SWPS3 project page

Authors: Adam M Szalkowski, Christian Ledergerber, Philipp Krähenbühl, Christophe Dessimoz
Publication: reference here

Introduction:

swps3 is a vectorized implementation of the Smith-Waterman local alignment algorithm optimized for both the Cell/B.E. and x86 architectures. Our benchmarking results show that swps3 is currently the fastest implementation of a vectorized Smith-Waterman on the Cell/B.E.: on a Playstation 3, it achieves up to 8.0 GCUPS. On the SSE2 instruction set, swps3 improves over state-of-the-art implementations by natively exploiting multi-core architectures.
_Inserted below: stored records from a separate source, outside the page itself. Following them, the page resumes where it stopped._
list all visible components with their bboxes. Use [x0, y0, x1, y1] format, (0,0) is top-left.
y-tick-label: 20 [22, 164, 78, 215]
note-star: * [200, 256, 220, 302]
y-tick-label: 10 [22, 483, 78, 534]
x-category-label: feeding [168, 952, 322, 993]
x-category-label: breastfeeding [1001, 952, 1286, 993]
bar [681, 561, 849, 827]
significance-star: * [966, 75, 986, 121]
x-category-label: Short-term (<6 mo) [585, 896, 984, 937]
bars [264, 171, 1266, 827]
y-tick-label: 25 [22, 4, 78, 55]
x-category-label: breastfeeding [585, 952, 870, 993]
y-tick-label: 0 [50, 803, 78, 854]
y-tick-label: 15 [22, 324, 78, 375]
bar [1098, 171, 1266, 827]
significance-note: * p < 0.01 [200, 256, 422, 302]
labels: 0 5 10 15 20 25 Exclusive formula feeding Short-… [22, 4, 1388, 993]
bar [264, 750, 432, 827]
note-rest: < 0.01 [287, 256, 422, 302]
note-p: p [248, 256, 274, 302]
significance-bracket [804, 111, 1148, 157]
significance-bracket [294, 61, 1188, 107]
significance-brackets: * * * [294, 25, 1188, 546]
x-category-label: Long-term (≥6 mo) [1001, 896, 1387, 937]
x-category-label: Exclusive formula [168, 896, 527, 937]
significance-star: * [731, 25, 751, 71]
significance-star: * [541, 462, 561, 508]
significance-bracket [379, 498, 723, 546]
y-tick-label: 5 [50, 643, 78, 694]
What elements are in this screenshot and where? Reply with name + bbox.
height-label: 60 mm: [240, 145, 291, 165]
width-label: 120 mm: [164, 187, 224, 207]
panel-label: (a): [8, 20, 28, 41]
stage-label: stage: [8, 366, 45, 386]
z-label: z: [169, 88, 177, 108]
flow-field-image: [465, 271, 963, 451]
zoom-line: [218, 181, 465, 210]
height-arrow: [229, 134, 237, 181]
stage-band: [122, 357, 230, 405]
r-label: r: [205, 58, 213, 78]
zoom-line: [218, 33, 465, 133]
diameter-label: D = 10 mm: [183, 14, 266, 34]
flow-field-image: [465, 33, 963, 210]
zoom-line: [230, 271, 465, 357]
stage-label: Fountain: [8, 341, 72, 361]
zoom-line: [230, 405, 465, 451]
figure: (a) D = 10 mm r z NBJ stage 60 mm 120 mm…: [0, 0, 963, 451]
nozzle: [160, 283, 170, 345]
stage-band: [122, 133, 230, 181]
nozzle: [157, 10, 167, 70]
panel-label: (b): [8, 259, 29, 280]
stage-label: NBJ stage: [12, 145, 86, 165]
Results on quad-core Intel Pentium show performances up to 15.7 GCUPS.

Downloads:

If you experience any problems downloading/executing swps3 please get in touch.

Example:

Downloading and building swps3 from source on Linux:

# download and extract source
wget http://lab.dessimoz.org/swps3/files/swps3-src-current.tar.bz2
tar xjvf swps3-src-current.tar.bz2

# delete downloaded archive and change into the source directory
rm swps3-src-current.tar.bz2
cd swps3-*

Setting up swps3:

# download and extract scoring matrices
wget http://lab.dessimoz.org/swps3/files/matrices.tar.bz2
tar xjvf matrices.tar.bz2

# download and extract test sequences
wget http://lab.dessimoz.org/swps3/files/test.tar.bz2
tar xjvf test.tar.bz2

Testing swps3 on x86/x86_64:

# perform an alignment:
./swps3 matrices/blosum50.mat test/query1000.fa test/db1000.fa

# to verify the results we can use the (slow) scalar version using the -s switch:
./swps3 -s matrices/blosum50.mat test/query1000.fa test/db1000.fa

# the number of worker threads can be overridden if the CPU
# features multiple cores (e.g. quad-core) and the automatic
# detection fails:
# ( -j 4: start four worker threads )
./swps3 -j 4 matrices/blosum50.mat test/query1000.fa test/db1000.fa

Testing swps3 on Cell/B.E.:

# perform an alignment using six SPUs (default setting):
./swps3 matrices/blosum50.mat test/query1000.fa test/db1000.fa

# now use additionally the AltiVec instruction set of the PPU:
./swps3 -j 7 matrices/blosum50.mat test/query1000.fa test/db1000.fa

# if you have a Cell processor with eight SPUs available:
./swps3 -j 9 matrices/blosum50.mat test/query1000.fa test/db1000.fa

Documentation:

Command line parameters:

Usage: swps3 [-h] [-s] [-j num] [-i num] [-e num] [-t num] matrix query db
matrix:scoring matrix file (see sample matrices)
query:query amino acid sequence in FASTA format
db:amino acid sequence data base in FASTA format
-h:print help
-s:run scalar version (without vectorized instructions)
-j num:start num worker threads (if parameter not specified try to find out number of processors via sysconf)
-i num:gap insertion score (default: 12)
-e num:gap extension score (default: 2)
-t num:score limit (default: DBL_MAX)

API documentation of libswps3:

Along with swps3 a library version named libswps3 is provided for application developers. Documentation can be found online.